Горышин писал в основном рассказы и небольшие повести. Как показывает история, произведения этих форм недолговечны. Русскому читателю запоминаются романы, широкие литературные полотна. Авторов рассказов, писавших во второй половине прошлого века, кого бы часто переиздавали, кого бы действительно помнили, можно пересчитать по пальцам…
А впрочем, и этого не получается. Рассказчик Шукшин, наверное, не был бы так популярен без Шукшина режиссера и актера, Солженицын хоть и ассоциируется с «Одним днем Ивана Денисовича» (большим, но действительно рассказом), «Матрениным двором», но как знать, помнили и читали бы его сейчас, продолжи он писать только рассказы и повести. Несколько великолепных рассказов Валентина Распутина заслонены его крупными повестями, а рассказы Олега Куваева – романами «Территория» и «Правила бегства»; у Виктора Астафьева почти все рассказы собраны в цельные повествования – «Последний поклон», «Царь-рыба»…
После публикации моего прошлого очерка о Виле Липатове, некоторые читатели упрекнули меня в том, что я даже не упомянул о его замечательных рассказах. Да, виноват. Но очерк небезразмерен – я выбрал разговор в основном о крупных вещах Липатова.
Стоит назвать Василя Быкова, писавшего на стыке рассказа и повести, Юрия Казакова, которого, к сожалению, издают и читают всё меньше и меньше. Помнят, но вряд ли читают рассказы 1950 – 1970-х Юрия Нагибина. Что говорить о наследии Евгения Носова, Сергея Никитина, Сергея Антонова, Георгия Семёнова, Виктора Потанина, Ивана Уханова… В числе если не забытых, то полузабытых, или забываемых рассказчиков и Глеб Горышин, писатель большой художественной силы.
Он если не родоначальник, то уж точно один из первых, кто ввел в послевоенную русскую литературу городского жителя, крепкого, смелого парня, отправляющегося осваивать пространство страны.
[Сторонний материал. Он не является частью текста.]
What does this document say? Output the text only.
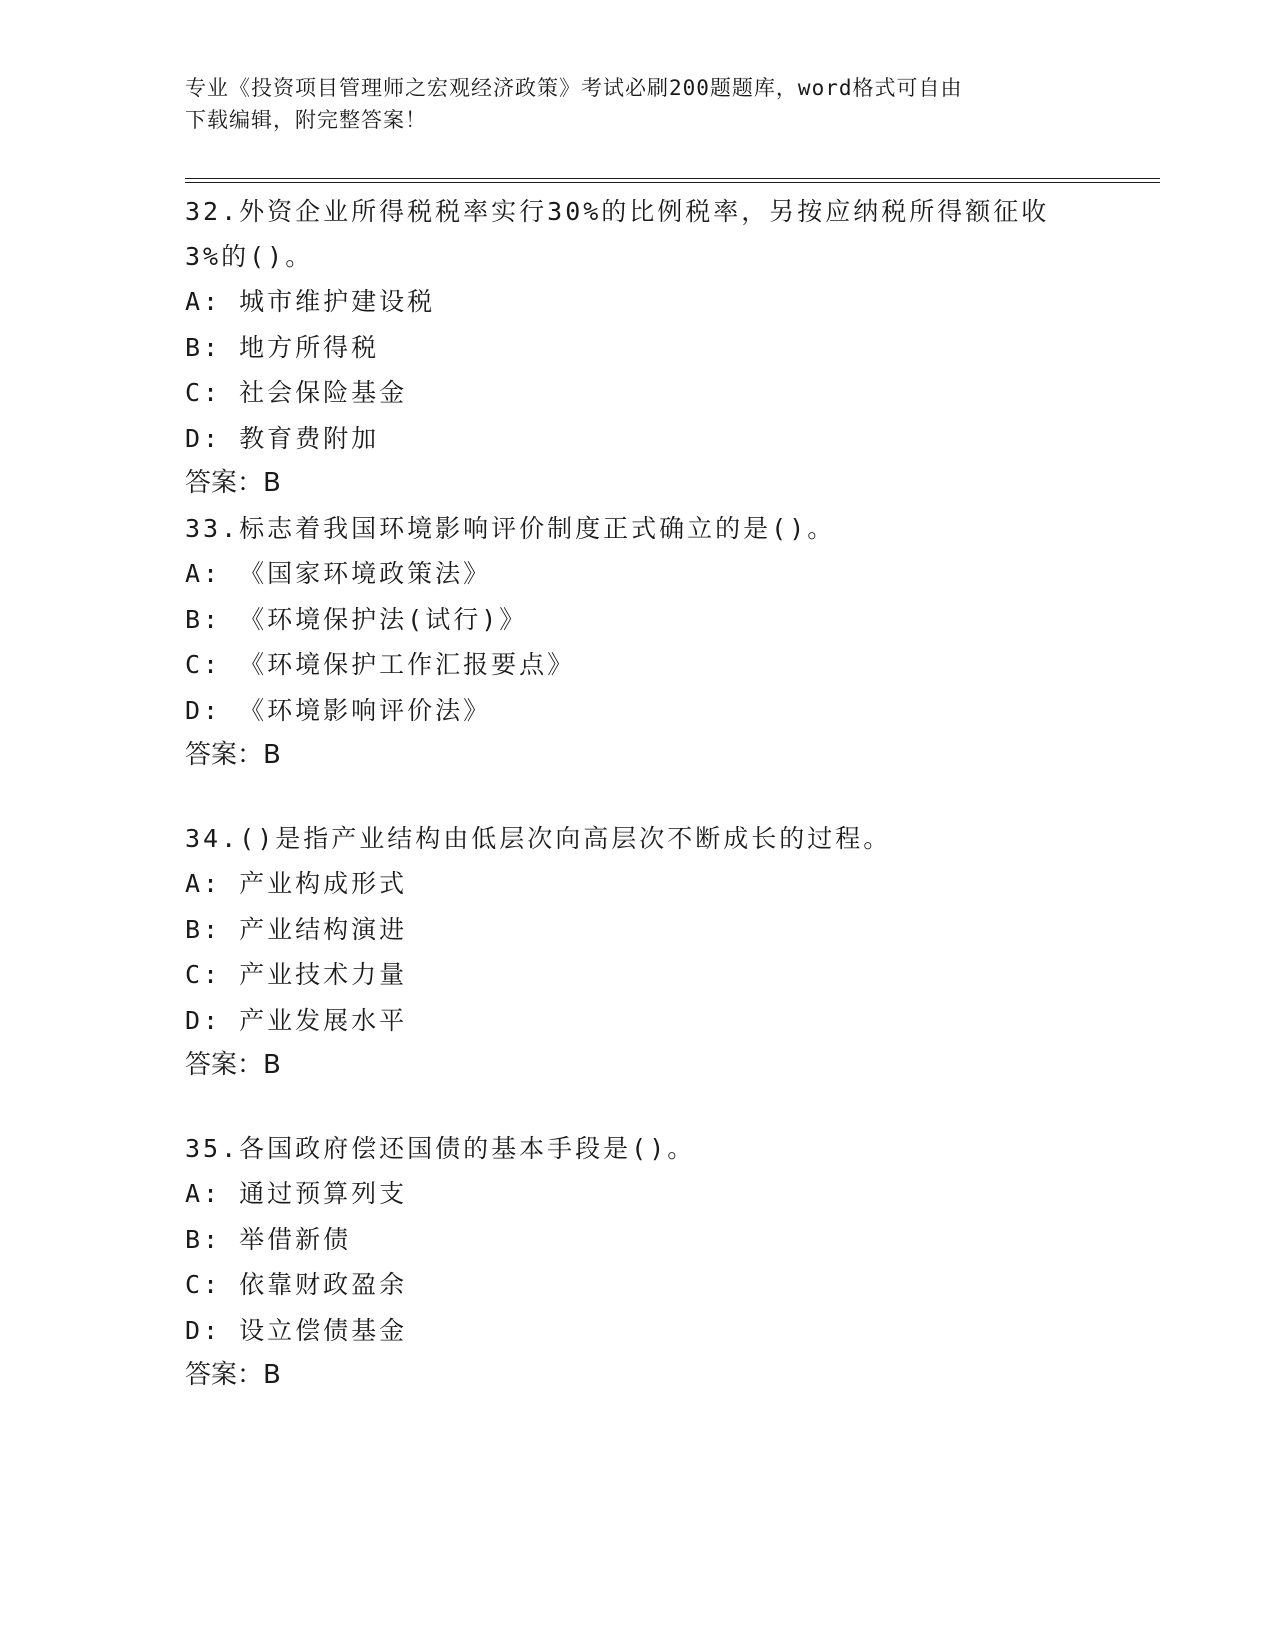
专业《投资项目管理师之宏观经济政策》考试必刷200题题库，word格式可自由
下载编辑，附完整答案！

32.外资企业所得税税率实行30%的比例税率，另按应纳税所得额征收

3%的()。

A: 城市维护建设税

B: 地方所得税

C: 社会保险基金

D: 教育费附加

答案：B

33.标志着我国环境影响评价制度正式确立的是()。

A: 《国家环境政策法》

B: 《环境保护法(试行)》

C: 《环境保护工作汇报要点》

D: 《环境影响评价法》

答案：B

34.()是指产业结构由低层次向高层次不断成长的过程。

A: 产业构成形式

B: 产业结构演进

C: 产业技术力量

D: 产业发展水平

答案：B

35.各国政府偿还国债的基本手段是()。

A: 通过预算列支

B: 举借新债

C: 依靠财政盈余

D: 设立偿债基金

答案：B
Многие герои первых его сборников очень напоминают самого автора. И внешне, и по возрасту, по роду занятий. Написаны, как правило, от первого лица. Горышин отправился на Алтай как журналист, но после перепробовал множество профессий, изъездил всю Сибирь (и не только). Он, видимо, был буквально одержим охотой к перемене мест. Такими и создал многих своих героев.
Наверное, программным или типическим можно назвать его рассказ «Дамба», вошедший в дебютную книгу «Хлеб и соль» 1958 года. (Цитаты из этой книги, так как позже автор вносил в рассказ исправления.)
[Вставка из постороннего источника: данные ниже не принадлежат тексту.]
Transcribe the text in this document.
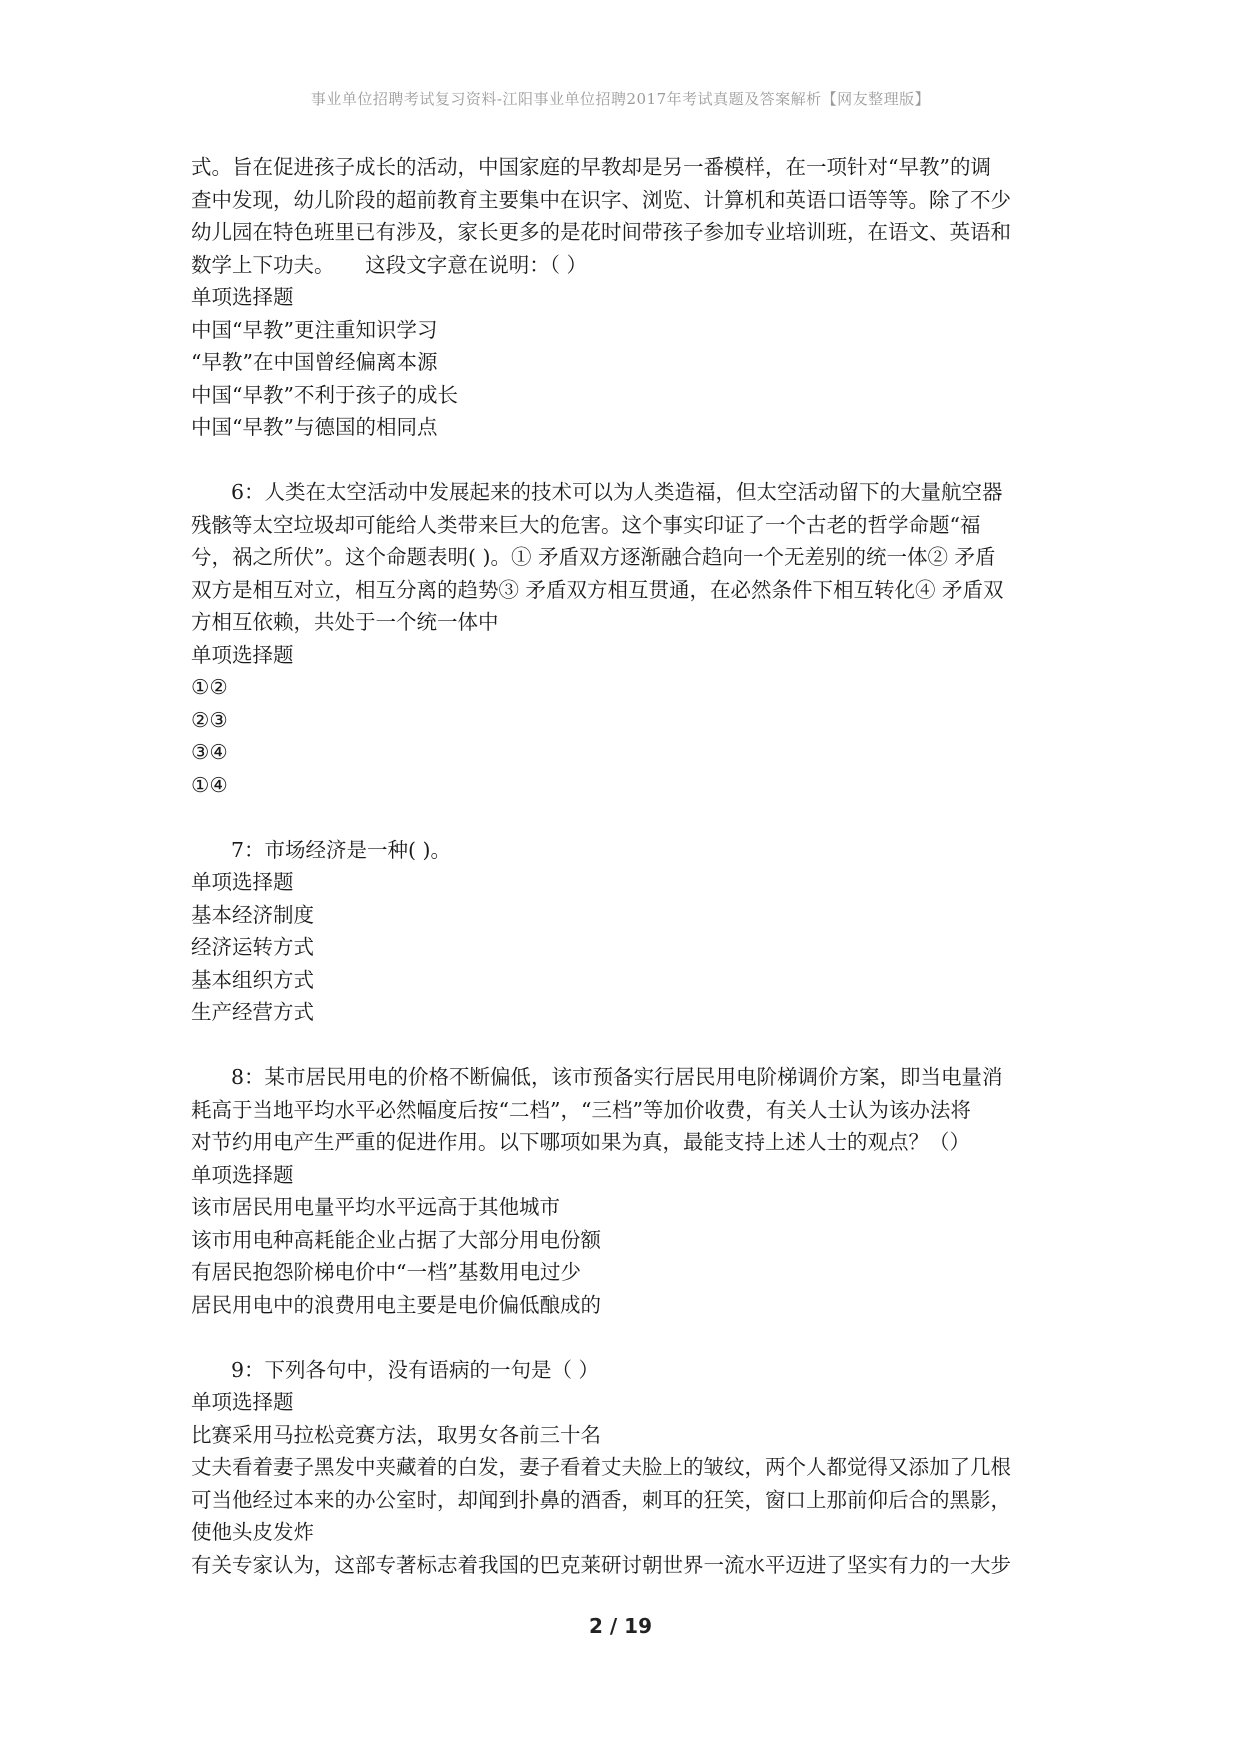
事业单位招聘考试复习资料-江阳事业单位招聘2017年考试真题及答案解析【网友整理版】
式。旨在促进孩子成长的活动，中国家庭的早教却是另一番模样，在一项针对“早教”的调
查中发现，幼儿阶段的超前教育主要集中在识字、浏览、计算机和英语口语等等。除了不少
幼儿园在特色班里已有涉及，家长更多的是花时间带孩子参加专业培训班，在语文、英语和
数学上下功夫。　　这段文字意在说明：（ ）
单项选择题
中国“早教”更注重知识学习
“早教”在中国曾经偏离本源
中国“早教”不利于孩子的成长
中国“早教”与德国的相同点
6：人类在太空活动中发展起来的技术可以为人类造福，但太空活动留下的大量航空器
残骸等太空垃圾却可能给人类带来巨大的危害。这个事实印证了一个古老的哲学命题“福
兮，祸之所伏”。这个命题表明( )。① 矛盾双方逐渐融合趋向一个无差别的统一体② 矛盾
双方是相互对立，相互分离的趋势③ 矛盾双方相互贯通，在必然条件下相互转化④ 矛盾双
方相互依赖，共处于一个统一体中
单项选择题
①②
②③
③④
①④
7：市场经济是一种( )。
单项选择题
基本经济制度
经济运转方式
基本组织方式
生产经营方式
8：某市居民用电的价格不断偏低，该市预备实行居民用电阶梯调价方案，即当电量消
耗高于当地平均水平必然幅度后按“二档”，“三档”等加价收费，有关人士认为该办法将
对节约用电产生严重的促进作用。以下哪项如果为真，最能支持上述人士的观点？（）
单项选择题
该市居民用电量平均水平远高于其他城市
该市用电种高耗能企业占据了大部分用电份额
有居民抱怨阶梯电价中“一档”基数用电过少
居民用电中的浪费用电主要是电价偏低酿成的
9：下列各句中，没有语病的一句是（ ）
单项选择题
比赛采用马拉松竞赛方法，取男女各前三十名
丈夫看着妻子黑发中夹藏着的白发，妻子看着丈夫脸上的皱纹，两个人都觉得又添加了几根
可当他经过本来的办公室时，却闻到扑鼻的酒香，刺耳的狂笑，窗口上那前仰后合的黑影，
使他头皮发炸
有关专家认为，这部专著标志着我国的巴克莱研讨朝世界一流水平迈进了坚实有力的一大步
2 / 19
Главный герой, молодой журналист, живет в поселке Заречье напротив Бийска. Моста еще нет, люди переходят реку по временной дамбе. Близится весна, герою, парню в расцвете сил, хочется влюбиться.
«Я ходил по бийским улицам, по заводам и учреждениям, выполнял свои дела и каждую минуту готов был влюбиться. Я был совершенно к этому готов.
И возможности для этого были. Как пестрые птахи, стрекотали на новых кирпичных стенах ленинградские девчонки, приехавшие в Бийск на стройку. Неразличимо завлекательны были официантки в ресторане „Бия“, куда я ходил обедать. Любовь должна была состояться вот-вот.
Однажды я встретил на улице Таню».
Она тоже, судя по всему, готова влюбиться.
«Таня смотрела на меня близко и влажно, глаза ее начинали косить, сползались вместе. Я знал, что так бывает от любви. От любви ко мне. Я не мог ошибиться».
Герой приводит ее к берегу Бии и показывает на свое Заречье.
«– Танюшка, – говорил я, – что же нам делать? Ведь взорвут дамбу, и я останусь там, в Заречье. Как же я там буду? Танюшка, вон видишь изба? Она маленькая. Но нам хватит. Ведь хватит? Вот бы нам ее. Пока пройдет лед. Я бы ловил рыбу, а ты бы варила уху. Танюшка, это была бы хорошая жизнь. А? Как ты думаешь?
– Слишком хорошая, – сказала она».
Романтика, рай в шалаше… Но в жизни у Тани оказывается маленький сын.
«Сереже было полтора года. Он все смотрел на меня и ни разу не улыбнулся. Мои ухищрения понравиться Сереже были жалки. Он отверг их. В комнате едко, пахло пеленками.
Когда мы целовались с Таней, Сережа начинал беспокоиться. Ему явно не нравилось это дело. Он полз по дивану и норовил сесть между нами. Таня хватала его, прижимала к себе и целовала отрывисто и хищно.
– Сержик, я тебя люблю, – говорила она ему исступленно и смотрела на него потерянными глазами и отсаживала его подальше от нас.
Мы снова целовались, потому что я не знал, что говорить. Сережа снова полз к нам поближе.
Я встал, подошел к форточке и долго там стоял.
– Скоро я уложу его спать, – сказала Таня. Сказала откровенно и, мне показалось, зло.
Я вернулся на диван, и Таня рассказала немного о своем муже. Он работал инженером на стройке, год назад попал под машину, умер и теперь смотрел на нас со стены спокойно и отрешенно. И я тоже вдруг стал спокойный.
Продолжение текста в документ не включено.